You gotta do some work.
David Perell's dime video was the final clue I needed — pick your center and just go https://youtu.be/gRDopONrnHE
Happy to chat if it helps. Who knows, maybe you could help me. I’m relearning software engineering now after being out of it since school (2004).
More recently, AI, software engineering, business strategy, and a tiny bit of marketing, data science, and venture capital.
The other thing that helps is that I always try to have a showable/shippable output. Nothing that's just in my head or scattered notes that wouldn't make sense to others.
A fav quotes, "The reason you want to be creative is because you consume every day. To balance out your energy, you also need to create every day." and “Don’t tell me. Show me!”
Psychology: I've used it.
HEXACO/Big 5, I've used it to find my girlfriend and test on compatibility. How do you do that? Well, I score high on "openness to experience", I can spot other open people from a mile away. Conscientious vs non-conscientious people are also quite easily recognizable by how rigid/organized they are. When a person disagrees sometimes and agrees a few times then they're moderately agreeable. Extraversion/introversion is easy to spot as well.
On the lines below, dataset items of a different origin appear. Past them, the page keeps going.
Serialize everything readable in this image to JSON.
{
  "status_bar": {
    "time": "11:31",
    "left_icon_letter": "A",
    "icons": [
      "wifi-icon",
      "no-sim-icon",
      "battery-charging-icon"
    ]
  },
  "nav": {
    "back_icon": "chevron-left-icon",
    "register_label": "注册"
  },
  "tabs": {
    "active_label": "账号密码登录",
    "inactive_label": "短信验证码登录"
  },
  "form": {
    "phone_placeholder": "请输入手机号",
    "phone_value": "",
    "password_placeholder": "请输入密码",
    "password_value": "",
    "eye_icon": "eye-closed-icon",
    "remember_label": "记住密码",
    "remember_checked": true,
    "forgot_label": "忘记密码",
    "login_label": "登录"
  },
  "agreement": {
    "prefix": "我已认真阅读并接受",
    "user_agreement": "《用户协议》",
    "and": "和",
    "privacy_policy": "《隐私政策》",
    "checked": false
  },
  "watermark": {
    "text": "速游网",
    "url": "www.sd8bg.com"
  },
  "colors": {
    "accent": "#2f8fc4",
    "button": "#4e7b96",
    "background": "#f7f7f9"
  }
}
Neuroticism is harder to spot but anxiety (or lack thereof) is correlated. There! No questionnaire needed! Though, when I knew my GF for 3 months I also gave her a questionnaire for fun which was stating the obvious: her personality was like mine. The most fun way in which you can see that is by looking at both our YouTube feeds, it's quite similar.
Priming: the idea of priming is nebulous due to the publication crisis, but it did teach me to care about the atmosphere you're setting.
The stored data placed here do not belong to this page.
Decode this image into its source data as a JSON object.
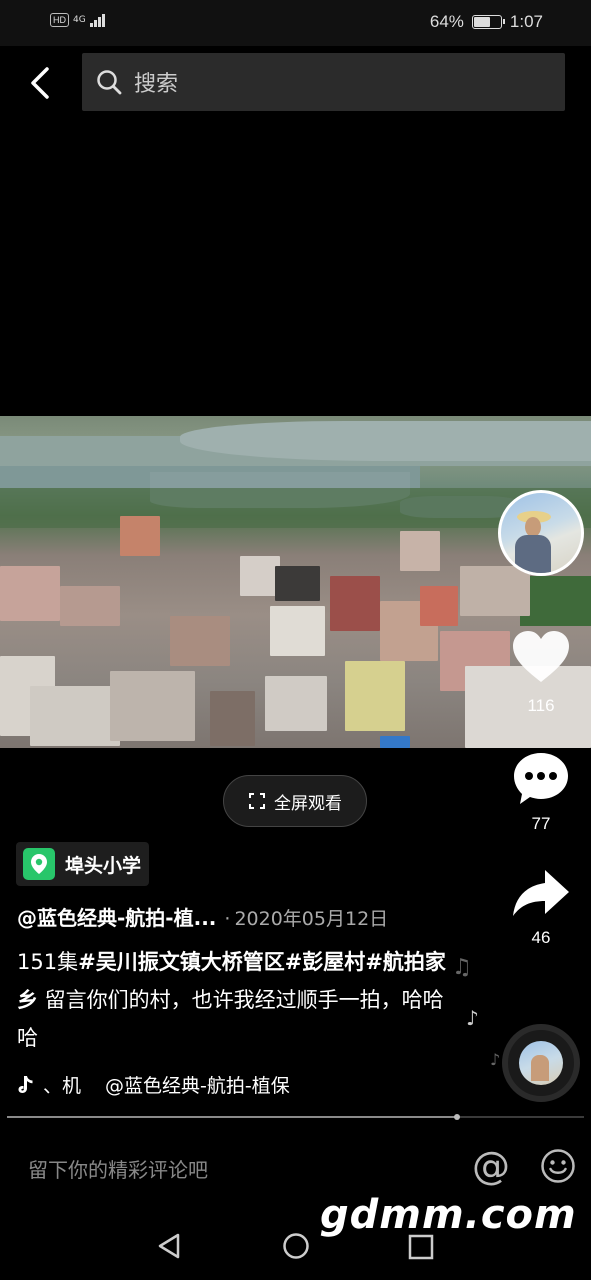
{
  "status_bar": {
    "network_badge": "HD",
    "network_type": "4G",
    "battery_percent": "64%",
    "battery_level": 0.64,
    "time": "1:07"
  },
  "search": {
    "placeholder": "搜索"
  },
  "video": {
    "fullscreen_label": "全屏观看",
    "progress": 0.78
  },
  "actions": {
    "likes": "116",
    "comments": "77",
    "shares": "46"
  },
  "post": {
    "location": "埠头小学",
    "author": "@蓝色经典-航拍-植...",
    "separator": "·",
    "date": "2020年05月12日",
    "caption_prefix": "151集",
    "hashtag_1": "#吴川振文镇大桥管区",
    "hashtag_2": "#彭屋村",
    "hashtag_3": "#航拍家乡",
    "caption_suffix": " 留言你们的村，也许我经过顺手一拍，哈哈哈"
  },
  "music": {
    "title_scroll": "、机",
    "author": "@蓝色经典-航拍-植保"
  },
  "comment_bar": {
    "placeholder": "留下你的精彩评论吧",
    "mention_symbol": "@"
  },
  "watermark": "gdmm.com",
  "icons": {
    "back": "chevron-left-icon",
    "search": "search-icon",
    "like": "heart-icon",
    "comment": "comment-bubble-icon",
    "share": "share-arrow-icon",
    "location": "map-pin-icon",
    "music": "tiktok-note-icon",
    "emoji": "smiley-icon",
    "nav_back": "triangle-back-icon",
    "nav_home": "circle-home-icon",
    "nav_recent": "square-recent-icon"
  },
  "colors": {
    "background": "#000000",
    "location_badge": "#28c66a",
    "search_bg": "#2b2b2b"
  }
}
Statistics: using statistics in psychology made me better at data science
Neuropsychology: one topic raised interesting questions, which was: can we want something and hate it (yes!)? Can we like something and not want it (yep)? This taught me a lot about certain aspects of addiction.
Neuroplasticity: awesome concept. Neuroplastic behavior has been observed in meditators and hardcore gamers. My guess is that anything you'll do intensely for a few hours will change your brain somewhat.
The publication crisis: many things in psychology are bullshit because there's too much of a publish/perish culture and because of that reproduction of research is an issue. This is especially why you need to put whatever research you read into practice. By using it yourself, you'll find out quickly whether it's research you can meaningfully build on yourself.
Intuition: you can trust your intuition iff (1) you've had many examples of whatever you're intuiting about, (2) the rules were structured like chess or poker (expected value + law of large numbers is needed -- see (1) ) and (3) you can sense you're own intution in the first place. Because of this I immediately realized that people that say "yup I'm good with people" might make the catastrophic flaw of thinking that they're also good with people from an entirely different culture! I've seen this happen up close. The reason is simple: you haven't seen anyone from an entirely different culture, so whatever intuition you have I would not trust it.
Just some thoughts about psychology. I've been an enthusiast about psychology for about 15 years and got academically schooled in it 10 years ago.